The night before you need them (or longer as they last well in a cardboard cake box) roll out 160g of the white modelling paste to 2mm thick and cut 12x 68mm circles. Leave them to dry on a drying sponge or greaseproof paper.

Step 2

Roll the red modelling paste and cut 12x 58mm circles.


Step 3

With a sharp knife, cut 1/3 of the circle away.


Step 4

Using the 18mm circle cutter cut 3 sections away on the cut edge. Starting with the centre section first makes it easier to get it even.


Step 5

With the veining tool or cocktail stick, score a line from the centre of the top of the umbrella to the points at the bottom. Stick the umbrella to the top of the white topper with a brush of water.


Step 6

Using your water brush, put a tiny dot of water where you would like the confetti to be and then push the confetti dots onto the paste using your veining tool or a cocktail stick.


Step 7

Roll thin sausages for the handle, you will find it easier to get an even shape if you use the fondant smoother to roll them.
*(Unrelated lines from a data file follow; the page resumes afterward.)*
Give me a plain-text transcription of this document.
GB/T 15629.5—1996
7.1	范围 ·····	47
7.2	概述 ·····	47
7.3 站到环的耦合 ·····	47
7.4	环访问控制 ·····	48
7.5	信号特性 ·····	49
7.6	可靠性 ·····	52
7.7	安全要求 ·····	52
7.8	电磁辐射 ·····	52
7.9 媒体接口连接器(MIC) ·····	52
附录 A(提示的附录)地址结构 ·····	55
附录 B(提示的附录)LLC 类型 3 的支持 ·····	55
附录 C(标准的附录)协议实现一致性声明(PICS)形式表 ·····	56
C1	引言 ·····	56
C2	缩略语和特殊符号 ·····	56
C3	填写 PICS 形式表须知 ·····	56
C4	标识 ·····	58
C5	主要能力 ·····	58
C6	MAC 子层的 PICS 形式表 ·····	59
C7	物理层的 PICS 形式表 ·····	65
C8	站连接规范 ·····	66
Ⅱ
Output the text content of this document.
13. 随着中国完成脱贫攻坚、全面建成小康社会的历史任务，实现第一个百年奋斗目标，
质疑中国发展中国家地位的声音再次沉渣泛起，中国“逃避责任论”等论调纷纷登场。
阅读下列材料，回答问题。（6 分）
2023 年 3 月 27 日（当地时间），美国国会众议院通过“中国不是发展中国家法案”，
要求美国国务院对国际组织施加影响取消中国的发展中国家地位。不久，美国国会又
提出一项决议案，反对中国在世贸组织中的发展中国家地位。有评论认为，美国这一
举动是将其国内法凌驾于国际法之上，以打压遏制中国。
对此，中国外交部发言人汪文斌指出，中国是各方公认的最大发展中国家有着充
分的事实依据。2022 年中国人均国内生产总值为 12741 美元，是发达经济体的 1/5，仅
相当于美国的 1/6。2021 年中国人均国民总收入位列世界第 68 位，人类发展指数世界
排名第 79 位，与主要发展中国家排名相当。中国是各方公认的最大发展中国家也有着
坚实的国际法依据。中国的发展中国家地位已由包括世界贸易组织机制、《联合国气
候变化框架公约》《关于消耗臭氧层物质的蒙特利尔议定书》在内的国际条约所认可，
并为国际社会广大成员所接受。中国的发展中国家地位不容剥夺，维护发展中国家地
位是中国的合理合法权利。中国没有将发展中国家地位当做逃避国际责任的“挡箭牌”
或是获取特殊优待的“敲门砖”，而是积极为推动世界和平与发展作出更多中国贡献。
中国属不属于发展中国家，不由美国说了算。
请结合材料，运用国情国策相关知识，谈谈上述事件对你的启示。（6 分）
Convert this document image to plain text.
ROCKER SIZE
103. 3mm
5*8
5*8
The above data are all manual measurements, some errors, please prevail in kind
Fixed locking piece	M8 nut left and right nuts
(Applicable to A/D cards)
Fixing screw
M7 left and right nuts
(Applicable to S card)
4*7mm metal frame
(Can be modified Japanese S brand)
Bend into a J shape and trim to size.


Step 8

Do the same with 10g of the white paste and stick onto the topper with a brush of water.


Step 9

Mix a little silver lustre with a few drops of alcohol to make a silver paint.  Paint the white part of the handle silver and stick a silver sugar ball to the top of the umbrella.


Step 10

Bake and ice your cupcakes.

Step 11

Place the finished topper onto iced cupcakes.